DGE: Pu-Erh-Tee ist kein “Wundermittel”

Frankfurt/M (DGE). Unverändert essen und dabei abnehmen – davon träumen viele. Wer den Werbeversprechen der Anbieter von Pu-Erh-Tee, einer chinesischen Teespezialität, glaubt, wird jedoch enttäuscht werden. Das von Herstellerseite zum “Wundermittel” erklärte Getränk soll zahlreiche Wirkungen haben: Es wird als “Fett-Killer-Tee” zum Abnehmen empfohlen, soll den Cholesterinspiegel senken sowie anregend auf das Immunsystem- und die Verdauung wirken. Auch antibakterielle und entschlackende Eigenschaften sowie eine Beschleunigung des Alkoholabbaus werden dem Tee und den aus Tee-Extrakten hergestellten Kapseln zugeschrieben.

“Die Werbeaussagen über diätetische und gesundheitsvorbeugende Wirkungen sind wissenschaftlich nicht belegt”, warnt Dr. Helmut Oberritter, Wissenschaftlicher Leiter der Deutschen Gesellschaft für Ernährung e.V. (DGE), vor einem vorschnellen Kauf. “Pu-Erh weist ein Spektrum an Inhaltsstoffen auf, das weitestgehend dem von Schwarz- und Grüntee entspricht. Er ist wie diese als Genussmittel zu betrachten und nur in Maßen – 3 bis 4 Tassen pro Tag – zu trinken.”

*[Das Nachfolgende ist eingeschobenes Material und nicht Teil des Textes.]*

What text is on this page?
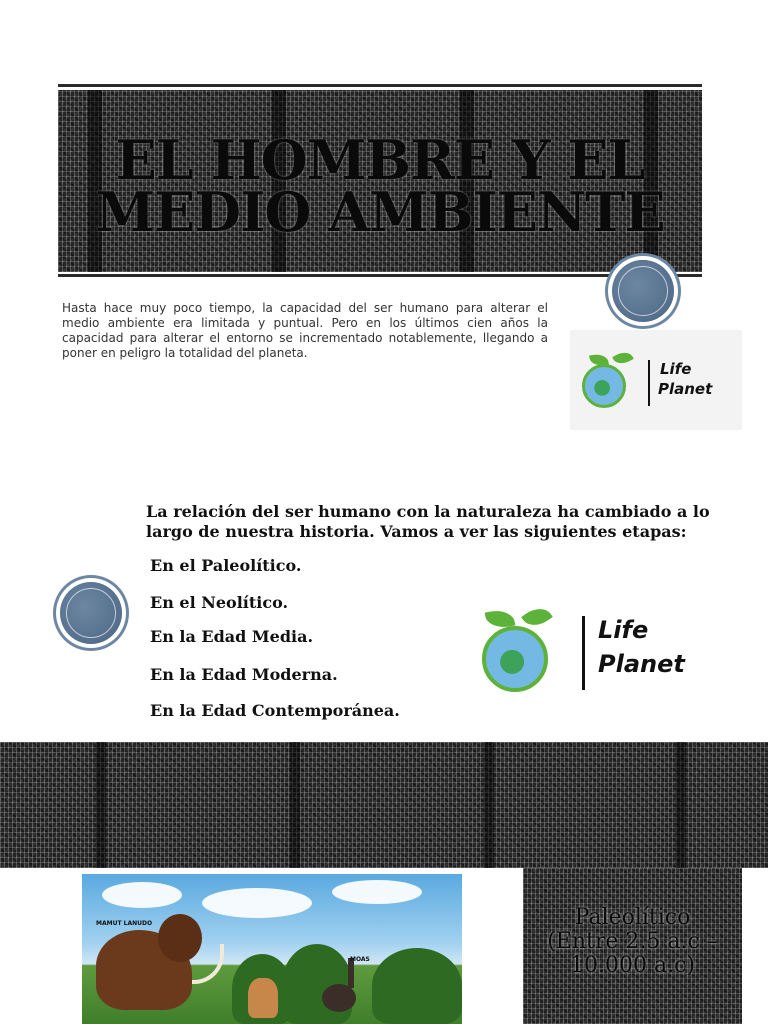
EL HOMBRE Y EL MEDIO AMBIENTE

Hasta hace muy poco tiempo, la capacidad del ser humano para alterar el medio ambiente era limitada y puntual. Pero en los últimos cien años la capacidad para alterar el entorno se incrementado notablemente, llegando a poner en peligro la totalidad del planeta.

Life
Planet

La relación del ser humano con la naturaleza ha cambiado a lo largo de nuestra historia. Vamos a ver las siguientes etapas:

En el Paleolítico.
En el Neolítico.
En la Edad Media.
En la Edad Moderna.
En la Edad Contemporánea.
Life
Planet
MAMUT LANUDO
MOAS
Paleolítico
(Entre 2.5 a.c – 10.000 a.c)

Abzusehen sei von den empfohlenen großen Trinkmengen von mindestens 1,5 Liter pro Tag. Denn Pu-Erh-Tee enthält die anregenden Wirkstoffe Coffein und Theobromin sowie Gerbstoffe, die Mineralstoffe binden und so für den Körper nicht mehr verfügbar machen. Vorsicht ist generell beim Kauf des Tees geboten, da zahlreiche Produkte nachweisbare Mengen an DDT sowie Rückstände weiterer Pflanzenschutzmittel enthielten. Dies ergab eine Untersuchung von Öko-Test 1999. DDT ist bekannt für seine krebserregende Wirkung. Die DGE rät: “Achten Sie beim Kauf auf rückstandskontrollierte Ware.”

Pu-Erh-Tee, auch “roter Tee” genannt, wird im Handel als lose Blattware, gepresst oder in Form von Kapseln angeboten. Auch als fertiger Tee mit Zusätzen von Apfelessig, natürlicher Milchsäure oder Vitamin-B-Komplex ist er auf dem Markt. Pu-Erh wird ebenso wie schwarzer oder grüner Tee vom Teestrauch Camellia sinensis gewonnen. Dabei unterscheidet er sich von ihnen durch ein besonderes Fermentationsverfahren, das ihm seine erdige Farbe und den charakteristischen Geschmack verleiht. Laut Hersteller sollen durch die Fermentierung bestimmte Wirkstoffe erhalten bleiben. Diese werden aber, so die DGE, weder näher benannt noch liegen wissenschaftliche Untersuchungen am Menschen über die versprochenen Wirkungen vor.

Da der Tee ein Lebensmittel ist, darf er laut Lebensmittelrecht nicht mit Aussagen wie “Schlankheitstee” oder krankheitsbezogenen Wirkungen wie “entgiftet den Körper” und “schützt vor Krebserkrankungen” beworben werden. Auch irreführende Werbung mit nicht erwiesenen Wirkungen ist gesetzlich untersagt. Das Bundesinstitut für Arzneimittel und Medizinprodukte hat Pu-Erh-Kapseln wegen der Versprechen der Hersteller und der daraus folgenden Verbrauchererwartung deshalb im März 1999 als Arzneimittel eingestuft.